When recommended to me a couple of weeks ago, I had never heard of Tony Hseih. However, while I had hardly heard of Zappos, I had on many more accounts heard of and read about some company who offered new employees the choice to quit with a $2k bonus anytime during their 4 week introduction period. I had heard of some online retail store with an incredible customer service that did much more than was asked for. Tony turns out to be the man behind this all, and he tells his personal story in a real, open, down to earth and humorous way.

ding dong

His story starts how he as a young boy wants to become rich by growing a worm farm, and takes you through his youth, college, founding LinkExchange and selling it off, and his almost religious experience at a rave. Eventually a turn of events leads him to take all of his experiences, acquired wealth, and efforts to bet it all on growing a small online shoe store in the way he thought it should be done. That is, growing it such that not only revenues or profitability would grow as fast as possible, but grow the shoe store such that everyone connected to the business in one way or another – employees, vendors, customers, investors, partners, local communities – could grow and prosper – prosper in the broadest sense of the word – with this company known as Zappos.

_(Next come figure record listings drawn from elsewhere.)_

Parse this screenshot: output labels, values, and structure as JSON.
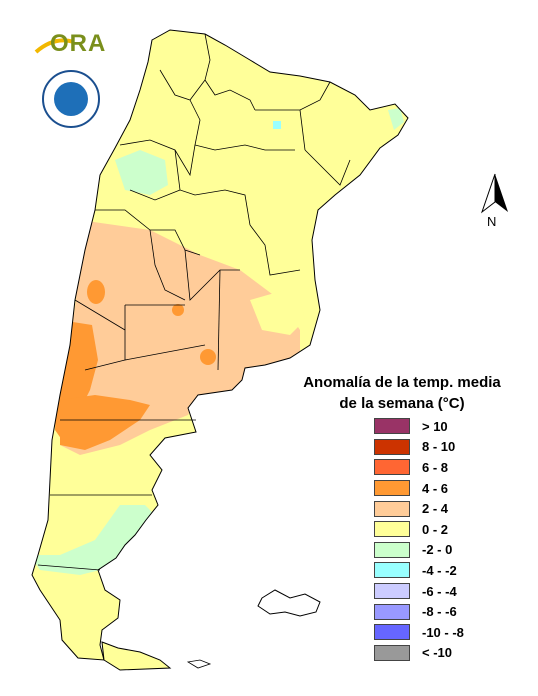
{
  "logo": {
    "ora_text": "ORA",
    "smn_icon": "smn-seal-icon"
  },
  "north_arrow": {
    "label": "N"
  },
  "legend": {
    "title_line1": "Anomalía de la temp. media",
    "title_line2": "de la semana (°C)",
    "items": [
      {
        "label": "> 10",
        "color": "#993366"
      },
      {
        "label": "8 - 10",
        "color": "#cc3300"
      },
      {
        "label": "6 - 8",
        "color": "#ff6633"
      },
      {
        "label": "4 - 6",
        "color": "#ff9933"
      },
      {
        "label": "2 - 4",
        "color": "#ffcc99"
      },
      {
        "label": "0 - 2",
        "color": "#ffff99"
      },
      {
        "label": "-2 - 0",
        "color": "#ccffcc"
      },
      {
        "label": "-4 - -2",
        "color": "#99ffff"
      },
      {
        "label": "-6 - -4",
        "color": "#ccccff"
      },
      {
        "label": "-8 - -6",
        "color": "#9999ff"
      },
      {
        "label": "-10 - -8",
        "color": "#6666ff"
      },
      {
        "label": "< -10",
        "color": "#999999"
      }
    ]
  },
  "colors": {
    "warm_0_2": "#ffff99",
    "warm_2_4": "#ffcc99",
    "warm_4_6": "#ff9933",
    "cool_m2_0": "#ccffcc",
    "cool_m4_m2": "#99ffff"
  }
}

In 2016 this mindset has not become the standard of business just yet, but in 1999 this was a truly revolutionary way of thinking. In fact, I think many of the companies that are very pleasant to deal with these days (from my own experience I can think of Groupon (NL) with their tongue-in-cheek product descriptions and Coolblue.com (NL) with their amazingly fast deliveries, the game it offers you to play as soon as you have placed your order (to kill the time until your package arrives…), or just the very human way KLM customer service talks with you for instance) have borrowed their ‘fun’ in doing business strategy from this pioneering company.

While the second part of the book is dedicated to explaining what exactly the core values of Zappos are and mean, and stresses how they should not become a ‘meaningless plaque on the wall of the corporate lobby’, Tony’s own personal story is what truly appeals to me. He signs off with an attempt to quantify happiness, with thoughts along the line of understanding the principle components, you will become better at pursuing. Most convincing there I found the three types of happiness found in time-happiness space, where pleasure, passion, and higher purpose together form a positive slope.

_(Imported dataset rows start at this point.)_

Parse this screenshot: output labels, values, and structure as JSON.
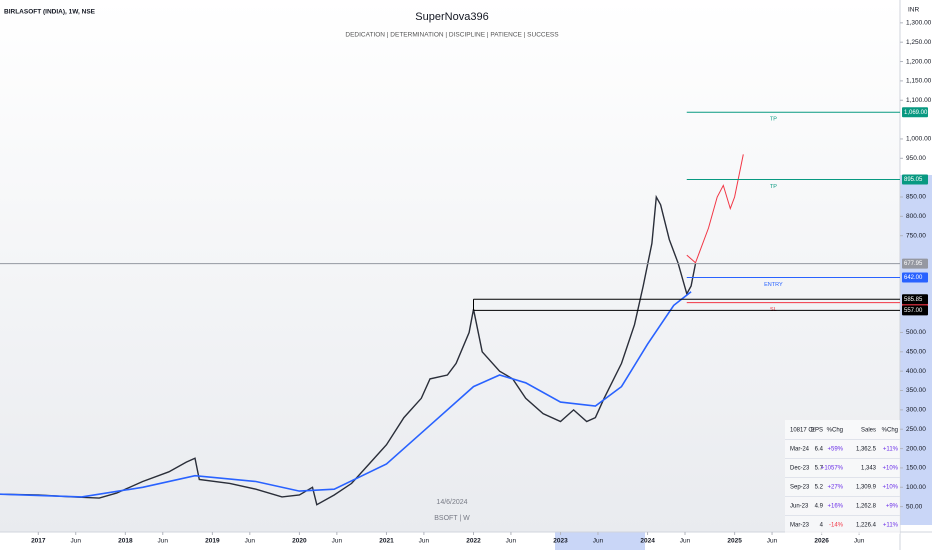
{
  "chart_data": {
    "type": "line",
    "symbol": "BIRLASOFT (INDIA), 1W, NSE",
    "title": "SuperNova396",
    "subtitle": "DEDICATION | DETERMINATION | DISCIPLINE | PATIENCE | SUCCESS",
    "currency": "INR",
    "watermark_date": "14/6/2024",
    "watermark_symbol": "BSOFT | W",
    "xlim": [
      2016.56,
      2026.9
    ],
    "ylim": [
      -13,
      1359
    ],
    "xticks": [
      {
        "value": 2017,
        "label": "2017"
      },
      {
        "value": 2017.43,
        "label": "Jun"
      },
      {
        "value": 2018,
        "label": "2018"
      },
      {
        "value": 2018.43,
        "label": "Jun"
      },
      {
        "value": 2019,
        "label": "2019"
      },
      {
        "value": 2019.43,
        "label": "Jun"
      },
      {
        "value": 2020,
        "label": "2020"
      },
      {
        "value": 2020.43,
        "label": "Jun"
      },
      {
        "value": 2021,
        "label": "2021"
      },
      {
        "value": 2021.43,
        "label": "Jun"
      },
      {
        "value": 2022,
        "label": "2022"
      },
      {
        "value": 2022.43,
        "label": "Jun"
      },
      {
        "value": 2023,
        "label": "2023"
      },
      {
        "value": 2023.43,
        "label": "Jun"
      },
      {
        "value": 2024,
        "label": "2024"
      },
      {
        "value": 2024.43,
        "label": "Jun"
      },
      {
        "value": 2025,
        "label": "2025"
      },
      {
        "value": 2025.43,
        "label": "Jun"
      },
      {
        "value": 2026,
        "label": "2026"
      },
      {
        "value": 2026.43,
        "label": "Jun"
      }
    ],
    "yticks": [
      {
        "value": 50,
        "label": "50.00"
      },
      {
        "value": 100,
        "label": "100.00"
      },
      {
        "value": 150,
        "label": "150.00"
      },
      {
        "value": 200,
        "label": "200.00"
      },
      {
        "value": 250,
        "label": "250.00"
      },
      {
        "value": 300,
        "label": "300.00"
      },
      {
        "value": 350,
        "label": "350.00"
      },
      {
        "value": 400,
        "label": "400.00"
      },
      {
        "value": 450,
        "label": "450.00"
      },
      {
        "value": 500,
        "label": "500.00"
      },
      {
        "value": 750,
        "label": "750.00"
      },
      {
        "value": 800,
        "label": "800.00"
      },
      {
        "value": 850,
        "label": "850.00"
      },
      {
        "value": 950,
        "label": "950.00"
      },
      {
        "value": 1000,
        "label": "1,000.00"
      },
      {
        "value": 1100,
        "label": "1,100.00"
      },
      {
        "value": 1150,
        "label": "1,150.00"
      },
      {
        "value": 1200,
        "label": "1,200.00"
      },
      {
        "value": 1250,
        "label": "1,250.00"
      },
      {
        "value": 1300,
        "label": "1,300.00"
      }
    ],
    "series": [
      {
        "color": "#2a2e39",
        "width": 1.4,
        "x": [
          2016.56,
          2017.0,
          2017.4,
          2017.7,
          2017.9,
          2018.2,
          2018.5,
          2018.7,
          2018.8,
          2018.85,
          2019.2,
          2019.5,
          2019.8,
          2020.0,
          2020.15,
          2020.2,
          2020.4,
          2020.6,
          2020.8,
          2021.0,
          2021.2,
          2021.4,
          2021.5,
          2021.7,
          2021.8,
          2021.95,
          2022.0,
          2022.1,
          2022.3,
          2022.45,
          2022.6,
          2022.8,
          2023.0,
          2023.15,
          2023.3,
          2023.4,
          2023.5,
          2023.7,
          2023.85,
          2023.95,
          2024.05,
          2024.1,
          2024.15,
          2024.25,
          2024.35,
          2024.45,
          2024.5,
          2024.55
        ],
        "values": [
          82,
          80,
          75,
          72,
          85,
          115,
          140,
          165,
          175,
          120,
          110,
          95,
          75,
          80,
          100,
          55,
          80,
          110,
          160,
          210,
          280,
          330,
          380,
          390,
          420,
          500,
          560,
          450,
          400,
          380,
          330,
          290,
          270,
          300,
          270,
          280,
          330,
          420,
          520,
          620,
          730,
          850,
          830,
          740,
          680,
          600,
          620,
          678
        ]
      },
      {
        "color": "#2962ff",
        "width": 1.6,
        "x": [
          2016.56,
          2017.5,
          2018.2,
          2018.8,
          2019.5,
          2020.0,
          2020.4,
          2021.0,
          2021.5,
          2022.0,
          2022.3,
          2022.6,
          2023.0,
          2023.4,
          2023.7,
          2024.0,
          2024.3,
          2024.5
        ],
        "values": [
          82,
          75,
          100,
          130,
          115,
          90,
          95,
          160,
          260,
          360,
          390,
          370,
          320,
          310,
          360,
          470,
          570,
          605
        ]
      },
      {
        "color": "#f23645",
        "width": 1,
        "x": [
          2024.45,
          2024.55,
          2024.7,
          2024.8,
          2024.87,
          2024.95,
          2025.0,
          2025.1
        ],
        "values": [
          700,
          680,
          770,
          850,
          880,
          820,
          850,
          960
        ]
      }
    ],
    "levels": [
      {
        "label": "TP",
        "value": 1069,
        "value_label": "1,069.00",
        "color": "#089981",
        "from": 2024.45
      },
      {
        "label": "TP",
        "value": 895.05,
        "value_label": "895.05",
        "color": "#089981",
        "from": 2024.45
      },
      {
        "label": "ENTRY",
        "value": 642,
        "value_label": "642.00",
        "color": "#2962ff",
        "from": 2024.45
      },
      {
        "label": "SL",
        "value": 577,
        "value_label": "577.00",
        "color": "#f23645",
        "from": 2024.45
      },
      {
        "value": 585.85,
        "value_label": "585.85",
        "color": "#000000",
        "from": 2022.0
      },
      {
        "value": 557,
        "value_label": "557.00",
        "color": "#000000",
        "from": 2022.0
      },
      {
        "value": 677.95,
        "value_label": "677.95",
        "color": "#9598a1",
        "from": 2016.56
      }
    ],
    "financials": {
      "header": [
        "10817 Cr",
        "EPS",
        "%Chg",
        "Sales",
        "%Chg"
      ],
      "rows": [
        [
          "Mar-24",
          "6.4",
          "+59%",
          "1,362.5",
          "+11%"
        ],
        [
          "Dec-23",
          "5.7",
          "+1057%",
          "1,343",
          "+10%"
        ],
        [
          "Sep-23",
          "5.2",
          "+27%",
          "1,309.9",
          "+10%"
        ],
        [
          "Jun-23",
          "4.9",
          "+16%",
          "1,262.8",
          "+9%"
        ],
        [
          "Mar-23",
          "4",
          "-14%",
          "1,226.4",
          "+11%"
        ]
      ]
    }
  }
}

oh brother, where arth thou

Allow me to explain: first, with the lowest amount of gained happiness for the shortest amount of time comes pleasure: the thing we are all after when seeking thrills doing sports, going out, going travelling, etc. This can be seen as seeking the next high. Then, what leading to more happiness that lasts longer is something felt when totally engaged and in a ‘flow’ doing something, like anything from matters at work or during hobbies can give you. Finally, the largest chunk of happiness to be gained, which could be enough to last a lifetime, is the happiness – or satisfaction perhaps – felt when serving a purpose that extends beyond yourself: this, as I see it, is your raison d’être: it can be anything from having kids and building a happy family to building that company you believe in, pursuing scientific discoveries, helping people in your job, or doing charity work.

Personally, I read this at a moment when my raison d’être had ceased to be: my contribution to humanity’s scientific endeavours – though humble of course, yet personally fulfilling in a lasting way – had come to a pause as I had defended my dissertation months earlier. Upon reading this particular view on happiness, I caught myself at being unnerved by the sudden (apparent) disappearance of a life goal: I caught myself at pursuing the other, less sustainable types of happiness instead: mostly the thrill-seeking kind. The graph made me realise what we all already know one way or another: that while being in search of the next rush in sports, the next party, big dinner with family or friends is for most a necessary addition to a happy life, one should see this as it is: an addition. For if this is the only happiness one seeks, thorough unhappiness is never far away.

All this, and much more eloquent descriptions concerning this topic can be found on deliveringhappiness.com, go see for yourself.